Die Himmelblauen vom Chemnitzer FC empfangen am Samstag Hertha BSC II

Chemnitz

Der Chemnitzer FC hat am Samstag die Chance, sich für den überschaubaren Auswärtsauftritt beim BFC Preussen bei seinen Fans zu rehabilitieren. Die Himmelblauen, aktuell mit 38 Punkten auf dem 8. Tabellenplatz der Fußball-Regionalliga Nordost notiert, empfangen am 11. April ab 14 Uhr den Tabellenelften Hertha BSC II (33 Zähler).

Warnung vor dem Gegner

CFC-Cheftrainer Benjamin Duda hat klare Vorstellungen, wie seine Mannschaft gegen Hertha II auftreten muss. „Wir dürfen die erste Halbzeit nicht wieder verschlafen, sondern müssen von Beginn an gallig und giftig sein. Denn wenn wir die Berliner ins Kicken kommen lassen, wird es eklig. Die Mannschaft ist schnell und dynamisch“, schätzt der Fußball-Lehrer ein.

Gebuhr ist zurück

Personell gibt es beim CFC Licht und Schatten. Während neben Niclas Walther und Johannes Pistol nun auch Dario Gebuhr wieder im Kader steht, fehlt am Wochenende Julius Bochmann wegen einer Erkrankung.

Zum Glück hat sich die erneute Verletzung, die sich Maurizio Grimaldi bei der 1:2-Niederlage beim BFC Preussen zugezogen hat, als nicht zu schwer herausgestellt. „Da sind wir mit dem Schrecken davon gekommen. Zwar wird er jetzt fehlen und ein Teiltraining absolvieren. Doch er droht nicht erneut länger auszufallen“, so Duda.

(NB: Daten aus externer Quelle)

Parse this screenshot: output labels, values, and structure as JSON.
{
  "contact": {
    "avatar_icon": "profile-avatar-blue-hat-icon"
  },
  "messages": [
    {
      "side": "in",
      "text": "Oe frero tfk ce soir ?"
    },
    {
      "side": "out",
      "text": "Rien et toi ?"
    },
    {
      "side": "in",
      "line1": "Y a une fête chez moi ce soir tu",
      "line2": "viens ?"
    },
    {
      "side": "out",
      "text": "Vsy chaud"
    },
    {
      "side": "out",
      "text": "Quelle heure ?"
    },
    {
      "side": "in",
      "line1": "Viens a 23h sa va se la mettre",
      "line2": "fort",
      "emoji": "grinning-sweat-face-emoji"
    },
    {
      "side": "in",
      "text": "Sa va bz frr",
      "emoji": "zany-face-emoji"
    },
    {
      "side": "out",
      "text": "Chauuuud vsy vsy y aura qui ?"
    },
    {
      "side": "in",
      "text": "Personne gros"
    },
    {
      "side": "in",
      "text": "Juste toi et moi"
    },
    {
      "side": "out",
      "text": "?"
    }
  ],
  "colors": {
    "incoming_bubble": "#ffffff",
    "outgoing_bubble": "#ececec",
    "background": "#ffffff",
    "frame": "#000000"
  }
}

Pokalspiel soll kein Thema sein

Auch wenn jetzt das Punktspiel gegen Hertha BSC II ansteht, wirft das anstehende Pokal-Halbfinale am 22. April gegen Erzgebirge Aue seine Schatten voraus. Am Freitag Vormittag waren dafür schon mehr als 8000 Ticktes verkauft.

„Jeder Spieler von uns hat im Rahmen der Professionalität seinen Beruf zu machen und seine Gedanken auf das anstehende Spiel gegen Hertha zu richten“, machte der Chemnitzer Chefcoach deutlich, worauf aktuell der Schwerpunkt zu legen ist.